On 27 November the case of Brüstle v Greenpeace was remitted to the German Federal High Court. Its decision had been awaited impatiently. How exactly would a national court interpret the controversial ruling of the Court of Justice of the European Union (CJEU), which in October 2011, had held that patent rights could not be granted in the EU for the use of any entity 'capable of commencing the process of development of a human being'?
Dubbed 'human embryos' for purposes of the Biotechnology Directive (Directive 98/44), fertilised eggs, CNR (cell nucleus replacement) eggs, parthenotes and anything else having the capacity to begin the journey of human development, could not, the CJEU declared, be patented for 'industrial or commercial purposes' (a term which it also construed broadly). All that mattered, said the CJEU, was the potential to begin development. The fact that such entities cannot complete their development (technical and legal limitations prevent them from even developing bodies) was immaterial.
Given such a comprehensive ban on patenting, many may be surprised to learn that the German court upheld, at least in part, Oliver Brüstle's patent to isolated and purified neural precursor cells, processes for their production from embryonic stem cells (ES cells) and the use of neural precursor cells for the treatment of neural defects.
While apparently applying the CJEU decision in full and restricting the scope of Brüstle's patent, the German Federal High Court fully exploited the narrow sliver of discretion that had been granted to it: to determine whether the pluripotent ES cells that are ultimately derived from 'human embryos' (in this case, blastocyst) should themselves to be classed as 'human embryos'.
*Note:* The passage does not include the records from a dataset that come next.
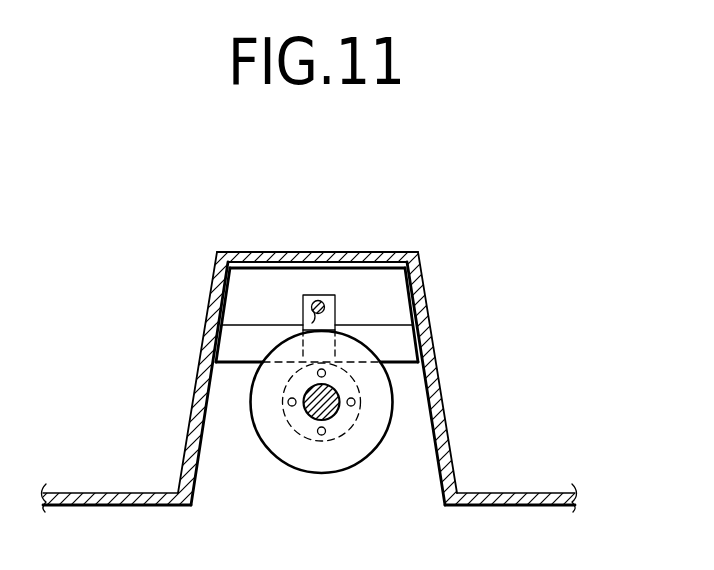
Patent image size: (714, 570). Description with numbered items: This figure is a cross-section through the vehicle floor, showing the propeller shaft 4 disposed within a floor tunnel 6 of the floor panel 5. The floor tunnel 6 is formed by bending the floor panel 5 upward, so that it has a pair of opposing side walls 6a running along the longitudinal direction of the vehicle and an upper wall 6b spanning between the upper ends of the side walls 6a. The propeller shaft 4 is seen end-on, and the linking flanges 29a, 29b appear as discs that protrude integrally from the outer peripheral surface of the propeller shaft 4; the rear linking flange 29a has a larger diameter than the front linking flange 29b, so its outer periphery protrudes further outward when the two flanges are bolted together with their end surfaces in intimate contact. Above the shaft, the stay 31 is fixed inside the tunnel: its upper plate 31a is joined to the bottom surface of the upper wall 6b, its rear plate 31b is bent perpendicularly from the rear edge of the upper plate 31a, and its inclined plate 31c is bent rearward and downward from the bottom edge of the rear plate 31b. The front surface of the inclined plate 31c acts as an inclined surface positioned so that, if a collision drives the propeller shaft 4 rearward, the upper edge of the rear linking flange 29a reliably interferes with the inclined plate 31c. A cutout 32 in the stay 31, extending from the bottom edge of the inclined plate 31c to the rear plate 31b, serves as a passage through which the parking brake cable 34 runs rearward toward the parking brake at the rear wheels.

The propeller shaft 4 is at (303, 410).
The floor panel 5 is at (556, 492).
The floor tunnel 6 is at (298, 240).
The side wall 6a is at (197, 377).
The upper wall 6b is at (385, 250).
The rear linking flange 29a is at (296, 473).
The front linking flange 29b is at (345, 432).
The stay 31 is at (250, 278).
The upper plate 31a is at (392, 270).
The rear plate 31b is at (411, 327).
The inclined plate 31c is at (418, 363).
The cutout 32 is at (303, 307).
The parking brake cable 34 is at (321, 300).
In exercising its discretion, the Federal Court held that it was necessary to consider whether the entity under consideration was capable of developing into a person. Blastocysts are capable; as are ES cells. However, in vitro ES cells would be incapable of such development without significant intervention. They cannot develop under their own steam. On this basis, the Federal Court held that ES cells are not 'human embryos' for patent purposes; at least not in Germany.
The Federal High Court has therefore provided an important perspective on the CJEU's totipotency principle. In Germany, 'commencing the process of development' seems now to require the possibility - in the absence of an intervention - that an individual human being could develop from the entity in question. The court's discretion was so limited that the only relevant entity is an ES cell; nevertheless, this represents a significant improvement.
While superficially there is no conflict about subject matter, because the status of ES cells was explicitly left to national courts, the decision suggests that a philosophical difference has emerged between the CJEU and the German courts. A mere ES cell would require very significant intervention to commence the path of development towards a person (for example, the involvement of placental tissue and implantation).
However, exactly the same principle could be applied to IVF products: they, too, have no prospect of developing beyond the earliest stages of development without intervention (by implantation). The key difference appears to be simply that the German court had the discretion to decide upon ES cells in its own way and exploited that discretion to the full.
The Court appears to have used its narrow, ES cell discretion to maximum advantage in another way: by declaring that ES cell lines that do not require the destruction of a 'human embryo' (e.g. a blastocyst) remain patentable in Germany. By implication, this means that, if the ES cells in question did not - directly - require the destruction of a 'human embryo', they remain patentable.
This contrasts with the CJEU's remark that, 'the fact that destruction may occur at a stage long before the implementation of the invention, as in the case of the production of embryonic stem cells from a lineage of stem cells the mere production of which implied the destruction of human embryos is… irrelevant'.
The decision of the German Federal Court means that, at least in Germany, cell cultures that do not directly involve the destruction of blastocysts are capable of being patented. The courts in other Member States may be inclined to adopt a similar approach; and, not wishing Germany to gain the upper hand, national patent offices, including the UK Intellectual Property Office, may wish to review their existing guidelines in the light of the German decision, as should the European Patent Office.
However, whilst the German decision will undoubtedly encourage investors who may have been deterred by the CJEU ruling, its significance may be largely totemic. If nothing else, the Brüstle case had succeeded in throwing the spotlight on the value of patents, relative to far cheaper, less controversial and longer lasting forms of stem cell exclusivity.